MARIA GALÚBOVITCH (13 anos, 7ª série, Saligórsk)
“Antigamente as pessoas, ao falarem de um acontecimento ou outro, tinham como referência a guerra: “antes da Segunda Guerra”, “depois da Segunda Guerra”. Hoje em dia a referência é: “antes de Chernobyl”, “depois de Chernobyl”.Isso se tornou um capítulo muito triste da História.”
ELENA JIGUNOVA (16 anos, Escola Técnica profissionalizante de Gómel)
“Nós somos as vítimas de um aciedente ocorrido pela negligência de algumas pessoas. Atualmente estamos chocados e amargurados, sentindo a frieza dos que nos rodeiam.”
GALINA IÚRKINA (15 anos, vila Korótkovitch, município de Jlobin)
“Era de manhã, estava com sede e saí de casa. Casas, árvores, terra, tudo fôra coberto por uma fina camada de poeira cor de cinza. Pensei que uma guerra havia começado. Eu, como as outras crianças do planeta, tinha medo da guerra (...)
Pela primeira vez soube que meu fígado estava inchado. Após dois meses de internação, fui ao Casaquistão, por recomendação médica.
Nem lá pude ser salva. Quando percebiam que eu era vítima da radiação e por isso meu cabelo começava a cair, ninguém se aproximava de mim num gesto de amizade. Inúmeras vezes chorei por ter sido chamada de “a estranha”.”
Leitoras e leitores destes depoimentos. Primeiramente observo a profundidade, a sapiência muitas vezes, dos textos (redações mais ou menos compridas, aqui só pincei fragmentos significativos) de adolescentes, ou seja, daquelas pessoas que, conforme o preconceito muito em voga no Brasil, só sabem falar besteiras, obscenidades, gírias e palavrões. Precisamos pensar nos adolescentes como seres humanos sensíveis, dotados de raciocínio e por vezes de aguda inteligência, além de estudos razoáveis, e não como idiotas meio crescidos.

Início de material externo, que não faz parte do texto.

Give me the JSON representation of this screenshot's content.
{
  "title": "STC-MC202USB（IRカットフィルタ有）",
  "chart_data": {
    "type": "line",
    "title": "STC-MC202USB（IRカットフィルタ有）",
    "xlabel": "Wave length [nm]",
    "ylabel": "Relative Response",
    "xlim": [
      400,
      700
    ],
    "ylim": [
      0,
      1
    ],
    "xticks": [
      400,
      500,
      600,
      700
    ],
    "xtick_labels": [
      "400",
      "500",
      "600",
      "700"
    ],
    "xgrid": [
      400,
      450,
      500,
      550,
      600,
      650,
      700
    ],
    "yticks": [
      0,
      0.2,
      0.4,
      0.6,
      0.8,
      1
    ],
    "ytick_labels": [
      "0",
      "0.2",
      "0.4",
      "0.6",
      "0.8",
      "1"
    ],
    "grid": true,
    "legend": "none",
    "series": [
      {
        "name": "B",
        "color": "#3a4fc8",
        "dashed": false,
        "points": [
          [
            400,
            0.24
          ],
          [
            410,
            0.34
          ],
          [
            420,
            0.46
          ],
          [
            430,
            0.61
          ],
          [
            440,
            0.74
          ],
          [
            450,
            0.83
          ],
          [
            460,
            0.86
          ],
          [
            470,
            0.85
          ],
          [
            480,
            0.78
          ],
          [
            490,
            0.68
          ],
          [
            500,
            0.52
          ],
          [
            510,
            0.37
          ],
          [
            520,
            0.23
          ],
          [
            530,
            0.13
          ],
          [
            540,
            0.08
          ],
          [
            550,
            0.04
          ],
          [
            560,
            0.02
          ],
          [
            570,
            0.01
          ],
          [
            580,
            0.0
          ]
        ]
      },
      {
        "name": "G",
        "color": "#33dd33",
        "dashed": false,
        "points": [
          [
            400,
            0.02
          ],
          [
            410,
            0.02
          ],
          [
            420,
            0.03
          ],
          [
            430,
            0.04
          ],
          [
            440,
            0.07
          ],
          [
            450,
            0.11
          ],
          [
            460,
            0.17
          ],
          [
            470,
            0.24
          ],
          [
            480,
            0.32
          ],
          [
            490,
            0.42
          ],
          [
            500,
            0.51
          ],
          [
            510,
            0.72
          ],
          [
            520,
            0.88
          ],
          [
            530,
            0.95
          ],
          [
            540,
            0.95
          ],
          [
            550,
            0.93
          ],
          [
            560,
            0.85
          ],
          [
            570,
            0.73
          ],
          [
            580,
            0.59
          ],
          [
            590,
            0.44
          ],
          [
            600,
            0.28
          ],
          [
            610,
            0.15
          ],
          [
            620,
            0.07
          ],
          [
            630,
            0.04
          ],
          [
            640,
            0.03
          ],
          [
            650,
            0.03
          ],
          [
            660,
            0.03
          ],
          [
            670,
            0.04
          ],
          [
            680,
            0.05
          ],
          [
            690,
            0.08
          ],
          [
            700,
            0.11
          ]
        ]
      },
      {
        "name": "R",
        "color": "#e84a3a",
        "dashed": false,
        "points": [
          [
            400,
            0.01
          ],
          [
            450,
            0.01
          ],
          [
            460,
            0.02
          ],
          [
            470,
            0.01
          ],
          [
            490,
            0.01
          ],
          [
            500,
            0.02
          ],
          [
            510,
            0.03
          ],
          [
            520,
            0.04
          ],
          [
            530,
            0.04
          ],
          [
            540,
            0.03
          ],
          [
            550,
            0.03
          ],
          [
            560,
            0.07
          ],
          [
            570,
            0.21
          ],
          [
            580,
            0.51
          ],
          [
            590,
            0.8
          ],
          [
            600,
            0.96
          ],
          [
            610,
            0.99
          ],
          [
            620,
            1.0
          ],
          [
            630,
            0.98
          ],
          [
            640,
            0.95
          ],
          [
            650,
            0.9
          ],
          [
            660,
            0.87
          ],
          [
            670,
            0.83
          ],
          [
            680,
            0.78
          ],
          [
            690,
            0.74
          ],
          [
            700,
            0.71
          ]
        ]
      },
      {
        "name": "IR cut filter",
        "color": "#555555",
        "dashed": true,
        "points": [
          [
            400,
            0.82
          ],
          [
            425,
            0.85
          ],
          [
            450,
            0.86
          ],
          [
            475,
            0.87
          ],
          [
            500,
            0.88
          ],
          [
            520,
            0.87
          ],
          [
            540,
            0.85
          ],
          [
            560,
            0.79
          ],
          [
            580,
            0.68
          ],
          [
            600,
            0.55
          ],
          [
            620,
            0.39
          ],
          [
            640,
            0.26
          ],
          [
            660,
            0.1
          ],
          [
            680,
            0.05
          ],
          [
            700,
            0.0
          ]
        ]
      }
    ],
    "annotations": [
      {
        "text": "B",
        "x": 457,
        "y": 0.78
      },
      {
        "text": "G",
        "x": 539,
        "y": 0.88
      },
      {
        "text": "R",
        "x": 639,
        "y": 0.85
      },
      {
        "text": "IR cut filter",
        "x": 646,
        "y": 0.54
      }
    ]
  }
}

Muitas lições se podem lucrar na leitura deste livro impressionante. Antes porém fixemos o seguinte: a tragédia não acabou. As vítimas de Chernobyl ainda existem. A radiação é uma coisa insidiosa e que demora muito a diminuir. Sabemos, embora pouco se fale nisso, das pessoas que ficaram deformadas pelo resto de suas vidas por causa das explosões atômicas de Hiroshima e Nagasáki., Agora, quando pensarem nesses dois locais, pensem também em Chernobyl, um trágico retrato da estupidez dos homens.
Rio de Janeiro, 26 de julho a 9 de agosto de 2017.